Gelet op de overweging van het hof in rov. 2.3 dat de hypotheekrente vanaf 1 mei 2012 door partijen bij helfte diende te worden betaald, is dat oordeel niet onbegrijpelijk.
3.5
Gelet op het hiervoor in 3.3.2 overwogene kan de bestreden beschikking niet in stand blijven. De Hoge Raad kan zelf de zaak afdoen.
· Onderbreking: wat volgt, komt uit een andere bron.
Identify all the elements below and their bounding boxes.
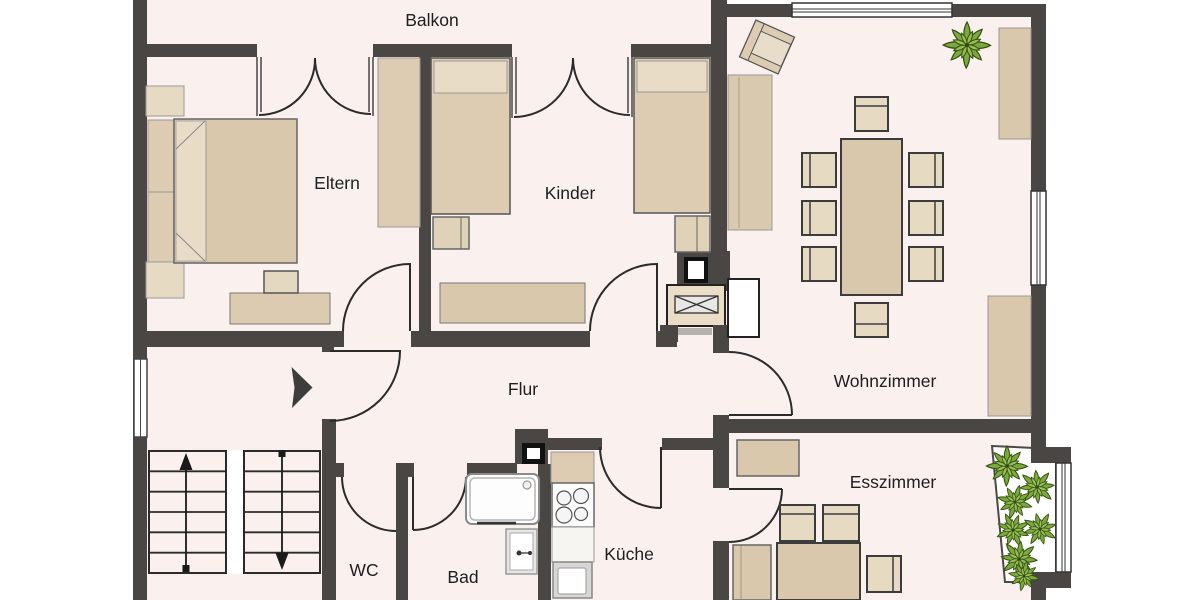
- svg-text:Wohnzimmer: Wohnzimmer: [834, 371, 937, 391]
- svg-text:Eltern: Eltern: [314, 173, 360, 193]
- svg-text:Bad: Bad: [447, 567, 478, 587]
- svg-text:Balkon: Balkon: [405, 10, 459, 30]
- svg-text:Kinder: Kinder: [545, 183, 596, 203]
- svg-text:WC: WC: [349, 560, 378, 580]
- svg-text:Flur: Flur: [508, 379, 538, 399]
- svg-text:Esszimmer: Esszimmer: [850, 472, 937, 492]
- svg-text:Küche: Küche: [604, 544, 654, 564]
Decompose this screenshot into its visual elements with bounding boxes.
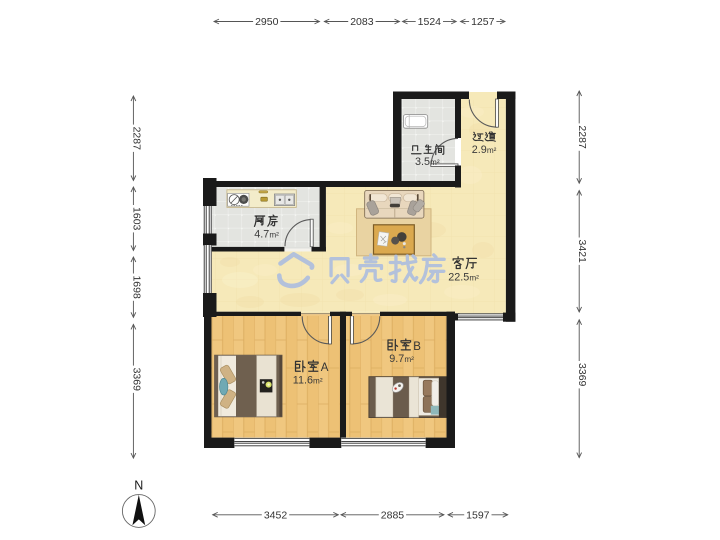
svg-text:11.6m²: 11.6m²	[293, 374, 323, 386]
svg-text:1524: 1524	[418, 16, 442, 28]
svg-text:9.7m²: 9.7m²	[389, 353, 414, 365]
svg-text:2885: 2885	[381, 510, 405, 522]
svg-text:3369: 3369	[130, 368, 142, 392]
svg-text:4.7m²: 4.7m²	[254, 229, 279, 241]
svg-text:22.5m²: 22.5m²	[448, 272, 479, 284]
svg-text:2287: 2287	[576, 125, 588, 149]
svg-text:2083: 2083	[350, 16, 374, 28]
svg-text:3421: 3421	[576, 240, 588, 264]
svg-text:2287: 2287	[130, 127, 142, 151]
svg-text:3369: 3369	[576, 363, 588, 387]
svg-text:1597: 1597	[466, 510, 490, 522]
svg-text:3452: 3452	[264, 510, 288, 522]
svg-text:1257: 1257	[471, 16, 495, 28]
svg-text:1603: 1603	[130, 207, 142, 231]
svg-text:B: B	[413, 341, 421, 353]
svg-text:3.5m²: 3.5m²	[415, 156, 440, 168]
svg-text:A: A	[321, 362, 329, 374]
svg-text:N: N	[134, 479, 143, 493]
svg-text:1698: 1698	[130, 275, 142, 299]
svg-text:2950: 2950	[255, 16, 279, 28]
svg-text:2.9m²: 2.9m²	[472, 144, 497, 156]
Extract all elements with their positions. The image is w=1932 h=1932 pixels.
Nu het hof in die beschikking heeft bepaald dat de vrouw op grond van verrekening aan de man een bedrag van € 1.135,17 dient te vergoeden en het slagen van onderdeel 2c met zich brengt dat de vrouw jegens de man nog recht heeft op vergoeding van een bedrag van € 1.012,26, dient de vrouw het verschil tussen deze beide bedragen, derhalve € 122,91, aan de man te vergoeden.
3.6
De overige klachten van het middel kunnen niet tot cassatie leiden. Dit behoeft, gezien art. 81 lid 1 RO, geen nadere motivering nu die klachten niet nopen tot beantwoording van rechtsvragen in het belang van de rechtseenheid of de rechtsontwikkeling.